The American Senator HTML version

II.7. Mary's Letter
The silent system in regard to Mary was carried on in the attorney's house for a week,
during which her sufferings were very great. From the first she made up her mind to
oppose her stepmother's cruelty by sheer obstinacy. She had been told that she must be
made to marry Mr. Twentyman, and the injustice of that threat had at once made her rebel
against her stepmother's authority. She would never allow her stepmother to make her
marry any one. She put herself into a state of general defiance and said as little as was
said to her. But her father's silence to her nearly broke her heart. On one or two
occasions, as opportunity offered itself to her, she said little soft words to him in privacy.
Then he would partly relent, would kiss her and bid her be a good girl, and would quickly
hurry away from her. She could understand that he suffered as well as herself, and she
perhaps got some consolation from the conviction. At last, on the following Saturday she
watched her opportunity and brought to him when he was alone in his office a letter
which she had written to Larry Twentyman. "Papa," she said, "would you read that?" He
took and read the letter, which was as follows:--
My Dear Mr. Twentyman,
Something was said about two months which are now very nearly over. I think I ought to
save you from the trouble of coming to me again by telling you in a letter that it cannot
be as you would have it. I have thought of it a great deal and have of course been anxious
to do as my friends wish. And I am very grateful to you, and know how good and how
kind you are. And I would do anything for you,-- except this. But it never can be. I should
not write like this unless I were quite certain.
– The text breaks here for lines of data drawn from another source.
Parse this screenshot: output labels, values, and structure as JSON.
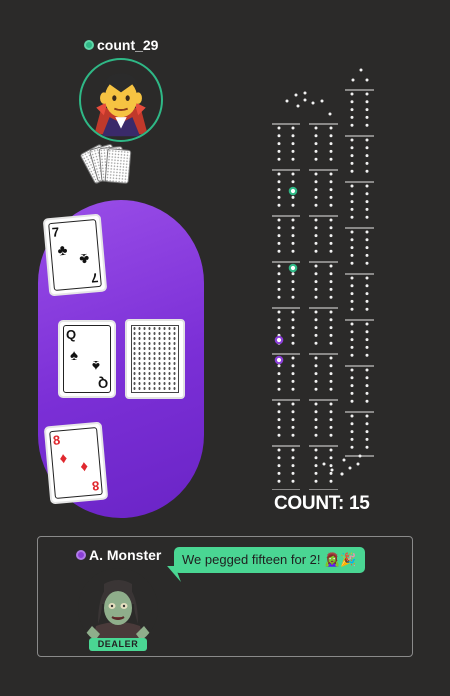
{
  "opponent": {
    "name": "count_29",
    "status": "online",
    "avatar_emoji": "🧛‍♂️",
    "hand_count": 4
  },
  "table": {
    "color": "#7b2fd6",
    "opponent_card": {
      "rank": "7",
      "suit": "♣",
      "color": "#111111"
    },
    "starter_card": {
      "rank": "Q",
      "suit": "♠",
      "color": "#111111"
    },
    "deck": "face-down",
    "player_card": {
      "rank": "8",
      "suit": "♦",
      "color": "#e0282e"
    }
  },
  "board": {
    "peg_colors": {
      "green": "#2fb886",
      "purple": "#8b3fd6"
    }
  },
  "count": {
    "label": "COUNT: 15"
  },
  "player": {
    "name": "A. Monster",
    "avatar_emoji": "🧟‍♀️",
    "badge": "DEALER",
    "message": "We pegged fifteen for 2! 🧟‍♀️🎉"
  }
}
I hope you won't be angry with me and
think that I should have spared you the trouble of doubting so long. I know now that I
ought not to have doubted at all; but I was so anxious not to seem to be obstinate that I
became foolish about it when you asked me. What I say now is quite certain.
Dear Mr. Twentyman, I shall always think of you with esteem and regard, because I
know how good you are; and I hope you will come to like somebody a great deal better
than me who will always love you with her whole heart.
Yours very truly,
Mary Masters.
P.S. I shall show this letter to papa.
Mr. Masters read it as she stood by him,--and then read it again very slowly rubbing one
hand over the other as he did so. He was thinking what he should do;--or rather what he
should say. The idea of stopping the letter never occurred to him.